My daughter and I laughed, talked, cried, and thoroughly enjoyed making The Red Velvet Cake. This cake symbolized the continuance of a special family tradition, the wonderful memories of my mom's fabulous cooking, and the continuing thread of love that was the very real essence of my mom.

I awakened the next morning, the day that would have been my mom's 79th birthday. Previously I had dreaded this day, concerned that I'd be a basket case. Making The Red Velvet Cake the night before, though, lightened my heavy heart and the pit in my stomach. It made a huge difference that I couldn't have anticipated. That afternoon my son and I added the final touch, the icing, before carefully transporting it to my dad's for a family dinner. It was even more special to make this cake with my daughter and son.

My children and I arrived at my dad's for the dinner honoring my mom's birthday. My dad had made one of my mom's favorite pasta casseroles for dinner, and he did a great job. Considering he didn't even know how to cook a cup of water for tea in the microwave when my mom died, he's obviously made tremendous progress in 4 short months! We made a toast to my mom, shared stories, talked, laughed, cried, and treasured our moments together as a family.

The deep, intense grief we'd all felt didn't feel so heavy that evening. I wondered if perhaps there was the beginning of a shift. At the same time, I know so well how waves of grief can be like tidal waves. As soon as I think I'm truly through the worst of the rough moments another tidal wave can hit without any forewarning. After all, it's only been four months, and we're truly only just beginning to adjust our lives to being without my mom. For the moment, though, we celebrated, we loved, we shared, we enjoyed the memories.

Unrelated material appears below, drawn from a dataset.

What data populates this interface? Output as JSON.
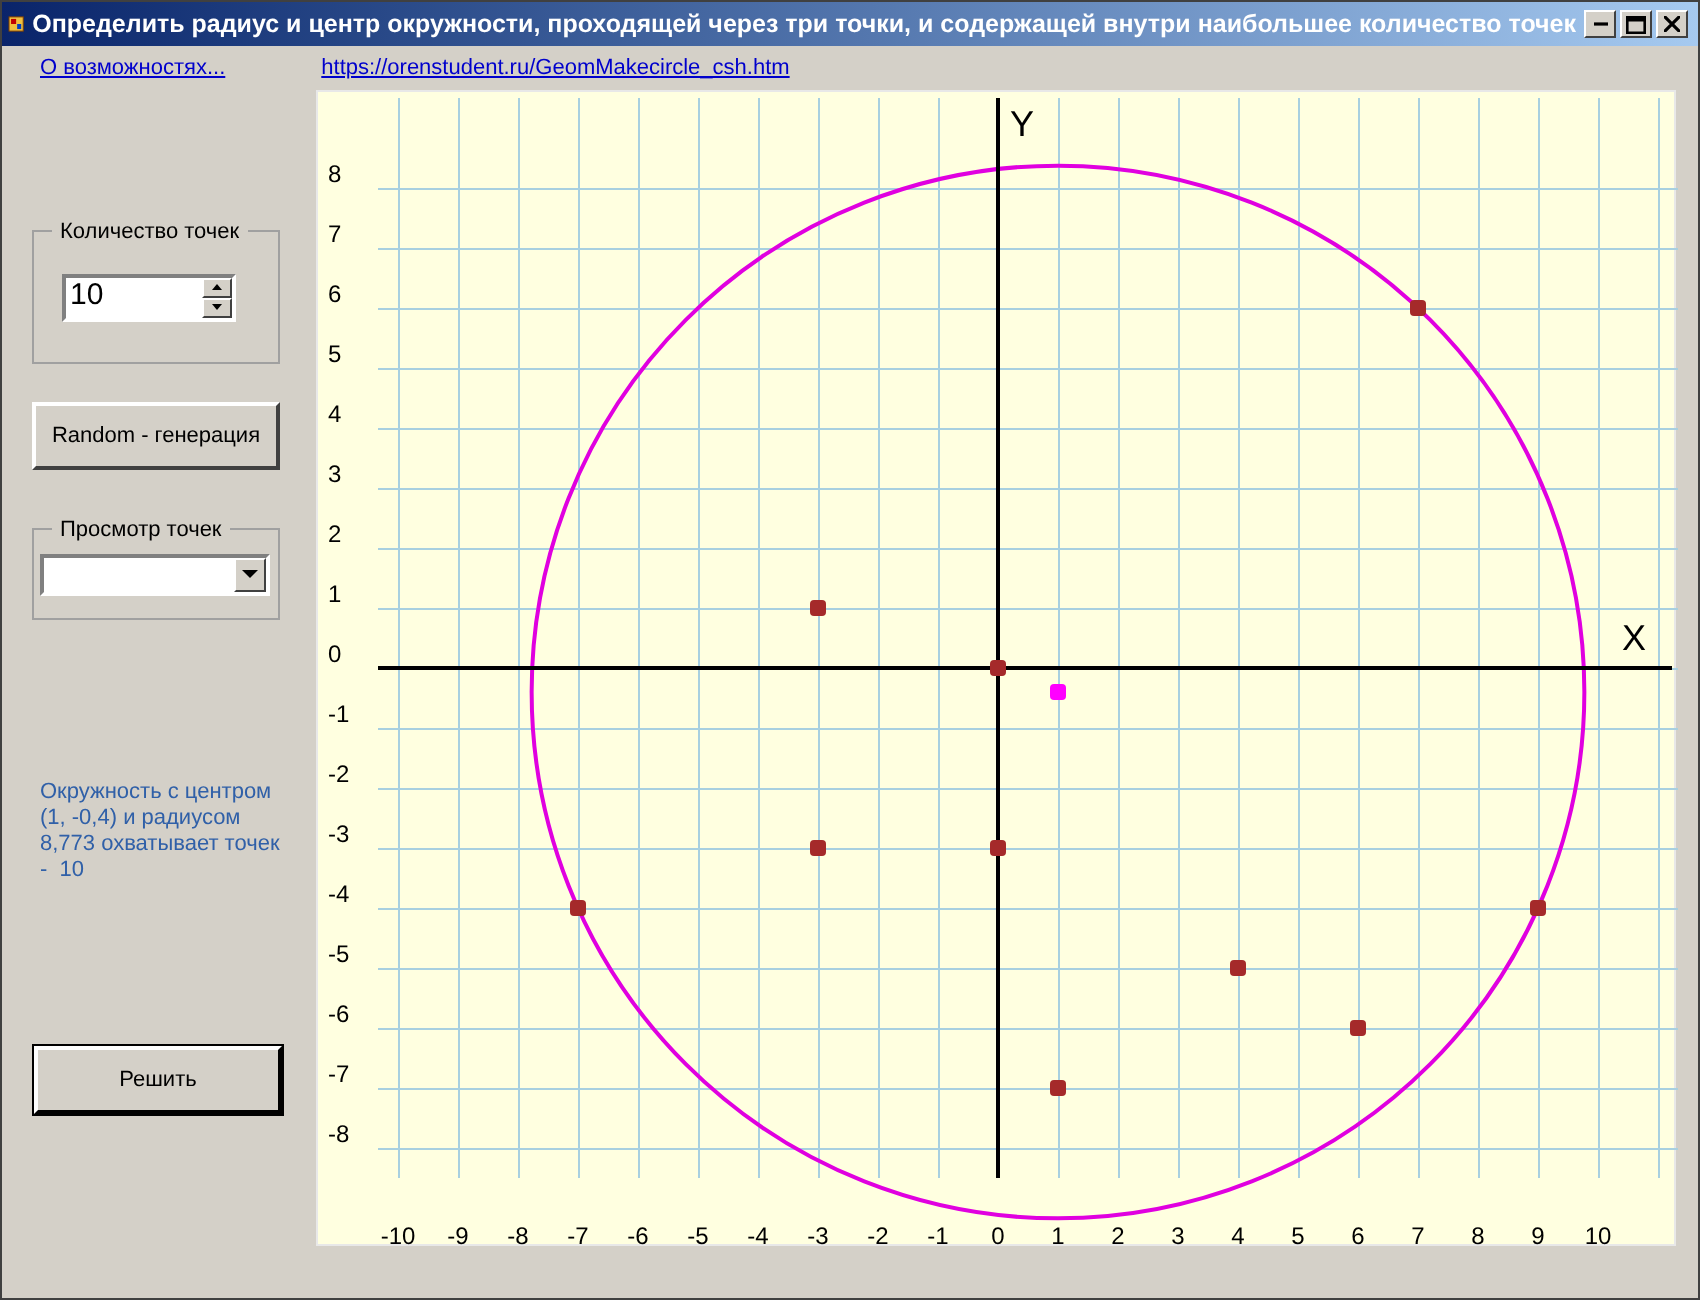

Only a week before this we were all on an emotional roller coaster, learning that my brother has a tumor in his head that could potentially kill him. The next specialist and surgeon feels that the tumor is caught early enough, and with 2-3 surgeries that he'll be OK, even though he'll have total loss of hearing in one ear. We'll know more once the MRI results are in, and the first surgery is tentatively set for a few short weeks from now.

My family is even more keenly aware of the importance and preciousness of each one of us, as well as how unexpectedly one of us can be here today and gone tomorrow. We treasure our time together even more and hold each other even more dear in each other's lives. Our hugs and words of love and support have even deeper meaning.

We all miss my mom. That isn't going to change. Her love and incredible kindness remain and shine within each of us.

My mom was and remains an angel in our midst.